La vague de froid la plus brutale de l’hiver frappa New York sans pitié. Le vent balayait les rues, se brisait contre les immeubles et transformait la ville en piège glacé.
Le quatorze février, les vitrines affichaient encore des décorations de la Saint-Valentin. Mais pour Eli Brooks, treize ans, la nuit ne signifiait qu’une chose : survivre.
Depuis la mort de sa mère, Rebecca, Eli vivait dans la rue. Elle s’était battue deux ans contre la maladie avant de s’éteindre, lui laissant une vieille veste et un conseil simple : rester humain, quoi qu’il arrive.

Cette nuit-là, la température descendait dangereusement bas. Eli avait les mains en sang, le ventre vide, et nulle part où aller.

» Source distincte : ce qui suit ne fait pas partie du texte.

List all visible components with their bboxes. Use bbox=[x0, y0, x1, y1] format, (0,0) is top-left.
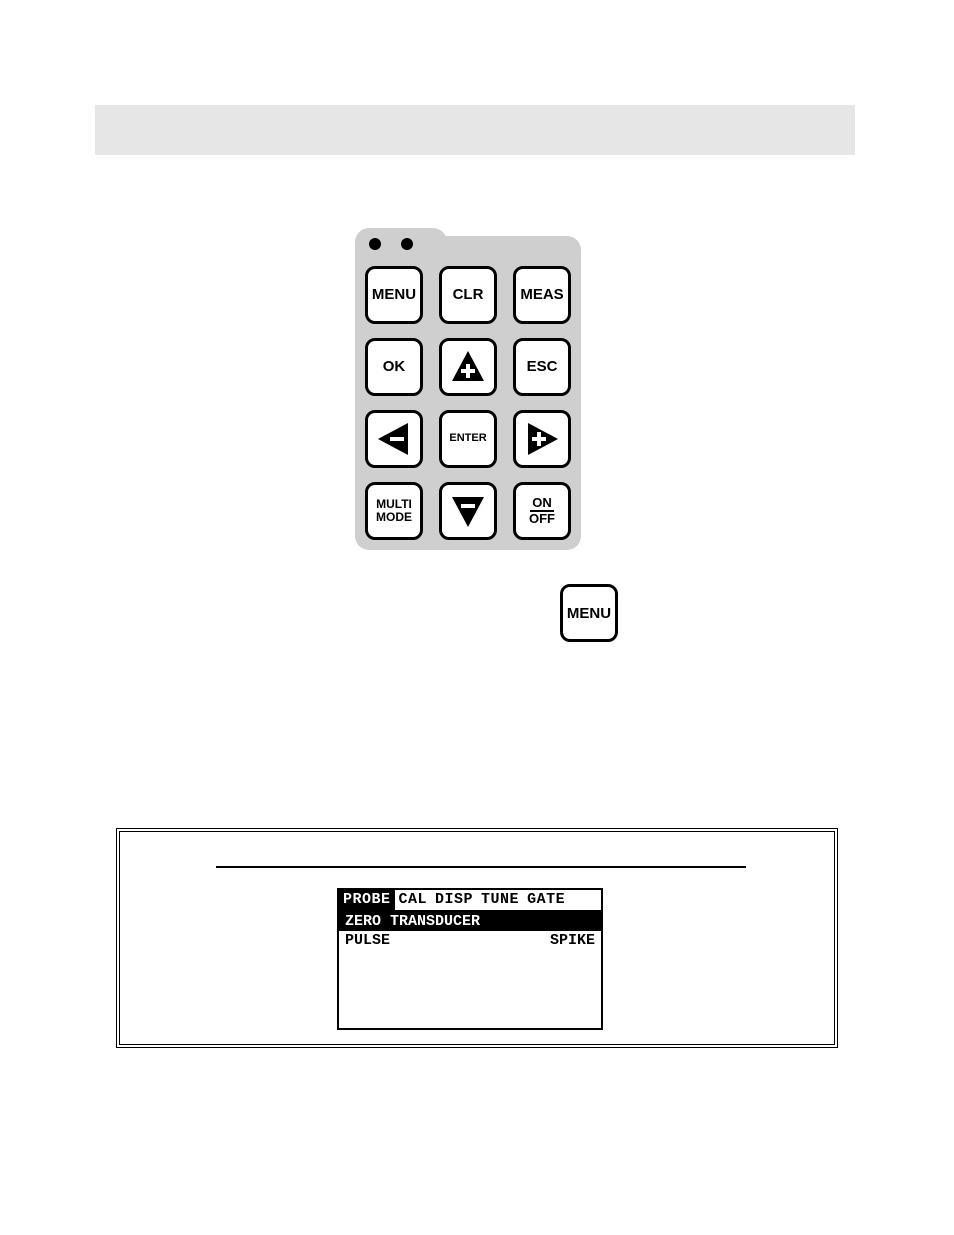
triangle-left-minus-icon bbox=[374, 419, 414, 459]
lcd-row-pulse[interactable]: PULSE SPIKE bbox=[339, 931, 601, 950]
lcd-row-value: SPIKE bbox=[550, 932, 595, 949]
key-label: MENU bbox=[372, 287, 416, 303]
lcd-row-zero[interactable]: ZERO TRANSDUCER bbox=[339, 912, 601, 931]
right-plus-button[interactable] bbox=[513, 410, 571, 468]
on-off-button[interactable]: ON OFF bbox=[513, 482, 571, 540]
keypad: MENU CLR MEAS OK ESC ENTER bbox=[355, 236, 581, 550]
menu-button[interactable]: MENU bbox=[365, 266, 423, 324]
key-label: ENTER bbox=[449, 433, 486, 445]
down-minus-button[interactable] bbox=[439, 482, 497, 540]
lcd-row-label: PULSE bbox=[345, 932, 390, 949]
clr-button[interactable]: CLR bbox=[439, 266, 497, 324]
esc-button[interactable]: ESC bbox=[513, 338, 571, 396]
example-frame: PROBE CAL DISP TUNE GATE ZERO TRANSDUCER… bbox=[116, 828, 838, 1048]
lcd-tab-gate[interactable]: GATE bbox=[523, 890, 569, 910]
triangle-up-plus-icon bbox=[448, 347, 488, 387]
led-dot bbox=[369, 238, 381, 250]
left-minus-button[interactable] bbox=[365, 410, 423, 468]
lcd-screen: PROBE CAL DISP TUNE GATE ZERO TRANSDUCER… bbox=[337, 888, 603, 1030]
ok-button[interactable]: OK bbox=[365, 338, 423, 396]
lcd-tab-probe[interactable]: PROBE bbox=[339, 890, 395, 910]
inline-menu-button[interactable]: MENU bbox=[560, 584, 618, 642]
key-label: ESC bbox=[527, 359, 558, 375]
triangle-down-minus-icon bbox=[448, 491, 488, 531]
led-dot bbox=[401, 238, 413, 250]
key-label: OK bbox=[383, 359, 406, 375]
lcd-tab-cal[interactable]: CAL bbox=[395, 890, 432, 910]
lcd-tab-bar: PROBE CAL DISP TUNE GATE bbox=[339, 890, 601, 912]
key-label: MEAS bbox=[520, 287, 563, 303]
up-plus-button[interactable] bbox=[439, 338, 497, 396]
header-band bbox=[95, 105, 855, 155]
multi-mode-button[interactable]: MULTI MODE bbox=[365, 482, 423, 540]
lcd-row-label: ZERO TRANSDUCER bbox=[345, 913, 480, 930]
divider-line bbox=[216, 866, 746, 868]
key-label: MULTI MODE bbox=[376, 498, 412, 523]
triangle-right-plus-icon bbox=[522, 419, 562, 459]
lcd-tab-tune[interactable]: TUNE bbox=[477, 890, 523, 910]
key-label: MENU bbox=[567, 605, 611, 622]
key-label: CLR bbox=[453, 287, 484, 303]
key-label: ON OFF bbox=[529, 496, 555, 527]
enter-button[interactable]: ENTER bbox=[439, 410, 497, 468]
meas-button[interactable]: MEAS bbox=[513, 266, 571, 324]
lcd-tab-disp[interactable]: DISP bbox=[431, 890, 477, 910]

Alors qu’il longeait les grilles d’un immense manoir de la Cinquième Avenue, il entendit des pleurs. Dans la cour intérieure, une petite fille était assise dans la neige, pieds nus, incapable de se relever. Elle grelottait violemment.
Sans hésiter, Eli escalada le mur. Il tomba lourdement dans la cour et se précipita vers l’enfant. Il lui donna sa veste et la serra contre lui pour lui transmettre un peu de chaleur.
La fillette s’appelait Emily Harris. Elle avait quitté la maison après une dispute, et la porte s’était verrouillée automatiquement.
Les caméras de sécurité retransmettaient la scène en direct. Daniel Harris, PDG et milliardaire, regardait depuis son bureau. Il vit un garçon affamé protéger sa fille, ignorant le froid, ignorant la douleur.
Quand les agents de sécurité arrivèrent, Emily était calme. Elle refusait de lâcher la main d’Eli.

Les secours emmenèrent les deux enfants. Eli souffrait d’une hypothermie avancée. Emily fut déclarée hors de danger.
Les médias parleraient plus tard d’un acte héroïque. Mais pour Eli, il n’y avait rien d’héroïque. Il avait simplement fait ce que sa mère lui avait appris.
Le lendemain, Daniel Harris se rendit à l’hôpital. Il s’assit face au garçon, sans assistants ni journalistes.
— À partir d’aujourd’hui, dit-il, tu n’auras plus jamais à survivre seul.